長く辛い週末であった。
出掛けたり美味しいものを食べに行ったりそれなりに楽しく過ごしたはずなのだが、そういうことが思い出されてこないのである。まるで印象に残っていない。
断じて私はアル中ではない。
依存症となると定義や線引きが分からないので断ずるまではできないが、病的な依存ではないと言いたい。現に平日の酒は、飲まなくても何ら支障はない。飲めたら嬉しいが。支障が出る。
ところが「週末に飲めない」というだけでこんなに精神的に追い詰められるとは、予想だにしなかった。
それだけ「週末」と「酒」の結びつきは大きかったのである。
あるはずのものがない。
これが、「だからしたくない」に繋がってしまう。
ただ喋ったり食べたりテレビを見たり音楽を聴いたり、普段普通にやっていることですら輝きを失くし、何もできなくなってしまうのである。
金曜日の夜、残業で遅くなったダンナを車で迎えに行き、その足で晩御飯を食べに行った。
いつもの金曜なら、どんなに遅くとも飲みに行っている時間である。
しかし私にはもう飲む予定はないし、だから一緒に飲みに出ることもないし、だったら車を出すからどこかで「食事」をしようということになったのだ。
酒を飲みたいダンナと酒を飲めない私の両方が楽しめそうな店、というので選ばれたのは、お好み焼き屋さんであった。
そこでダンナは瓶ビール飲み、私はノンアルコールビールを飲んだ。
静かであった。
全く会話が弾まない。
始めのうちこそ「明日は何しようか」だとか、「これ美味しいね」などと真っ当な会話らしきものが交わされていたが、「会話が弾まない」ということを認めてしまうともう会話の努力も空しくなってしまう。
だって飲んでないから。
そう思うだけで、何の努力も空しくなってしまうのである。
「なんかつまんないね、ハハハ。」と言って、食べるものだけ食べて帰ってきた。
コタツに入ったら猛烈に眠くなったので、サッサと寝てしまった。
これが金曜日。
飲まずに早く寝たので、気持ち良く起きる事ができた。
ならば有意義に過ごそうと、まずは駅前のレストランで食事をし、お墓参りに行って散歩がてら歩き、新宿でブラブラと過ごした。
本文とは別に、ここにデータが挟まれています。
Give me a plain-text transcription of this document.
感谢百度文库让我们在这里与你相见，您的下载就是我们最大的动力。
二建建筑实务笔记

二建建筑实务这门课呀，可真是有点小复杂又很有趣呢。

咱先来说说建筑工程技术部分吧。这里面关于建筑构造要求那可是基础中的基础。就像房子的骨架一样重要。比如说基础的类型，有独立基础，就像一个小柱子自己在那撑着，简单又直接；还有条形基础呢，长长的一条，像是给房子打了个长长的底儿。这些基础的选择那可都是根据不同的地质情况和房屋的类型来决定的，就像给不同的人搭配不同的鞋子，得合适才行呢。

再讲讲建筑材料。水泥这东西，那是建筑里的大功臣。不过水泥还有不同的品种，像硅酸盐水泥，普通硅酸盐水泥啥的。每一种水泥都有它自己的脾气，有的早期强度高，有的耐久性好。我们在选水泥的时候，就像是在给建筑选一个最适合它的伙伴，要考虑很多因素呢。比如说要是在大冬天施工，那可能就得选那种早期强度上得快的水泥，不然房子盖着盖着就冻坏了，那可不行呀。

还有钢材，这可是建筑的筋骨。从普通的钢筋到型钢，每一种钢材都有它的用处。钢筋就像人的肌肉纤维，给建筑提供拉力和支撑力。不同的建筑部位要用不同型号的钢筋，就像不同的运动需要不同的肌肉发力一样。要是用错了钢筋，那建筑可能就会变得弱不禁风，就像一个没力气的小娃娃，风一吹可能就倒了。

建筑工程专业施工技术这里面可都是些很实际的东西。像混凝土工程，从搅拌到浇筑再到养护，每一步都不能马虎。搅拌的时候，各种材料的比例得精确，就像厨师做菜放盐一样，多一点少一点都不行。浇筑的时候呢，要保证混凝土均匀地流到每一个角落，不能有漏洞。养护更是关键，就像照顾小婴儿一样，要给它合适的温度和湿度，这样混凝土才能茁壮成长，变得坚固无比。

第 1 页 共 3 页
今度はこの辺から空気がおかしくなってくる。そう、本来なら「そろそろ飲もうか。」となるところだからである。
しかしそれができないのである。他にやることを思いつかない。
瞬く間に全てが輝きを失ってくる。
何をやってもつまらない。
何もやりたくない。
だって飲めないから。
飲めないのにこんなところにいても仕方がないのである。
地元に帰り、ご飯でホルモン焼きを食べて家に戻る。
まだ寝る時間には程遠かったが、やることがないのでとっとと布団に入ってしまった。
これが土曜日。
あり得ない時間に飲まずに寝たので、午前7時というあり得ない時間に目が覚めたのだ。
また忌々しくなる前に有意義に過ごそう!とエンジンをかける。
喫茶店に行ってモーニングを食べ、家に戻ったらDVDを観た。
車でIKEAに行くことを思いつき、そのついでにそっちの方面でランチを食べる。
IKEAを出る頃にはクッタクタだ。もうまっすぐ家に帰ろう。
スーパーで半額になっていた寿司を買う。酒はなしだ。酒のない寿司である。寿司だが、酒なしである。
テレビを見ながらそれを食べると、もうやることがなくなってしまった。
だってお酒がないから。
酒さえあれば、何をやっても楽しいのである。
特別なものなど、何もいらない。
酒さえあれば、会話も、テレビも、音楽も、食事も、ありふれたごく普通のことですら輝くのである。
「つまらん。」
私は遠慮なく繰り返した。本当につまらん。
とっとと寝てしまおうと思ったが、それですらつまらん。
仕方なく私は、ゲームを始めた。「仕方なくゲーム」である。
普段私は飲みながらゲームはしないが、それですら「つまらん」に転落してしまったのである。
しかしさすがに定価9240円(を950円で買った)の娯楽である。ゲームときたら私を楽しませようと必死だ。
そして私はまんまとそれにかかった。私は飲兵衛だが、ゲーマーとしての部分の方が大きかったのだろうか。それとも酒よりもゲームの方が、人を魅了する魔力が強いのか。
いずれにしろ、止め時が分からなくなるほど夢中になってしまったので、寝る時間が来て終わりにしたのだ。
終わった。これで寝れる。明日になるのだ。
先ほど夢中になっていたゲームも、思い返してみればもうつまらない思い出になっている。
つまらん週末であった。
こんな週末が少なくともあと1回、控えている。
人生で一番長い2週間になりそうだ。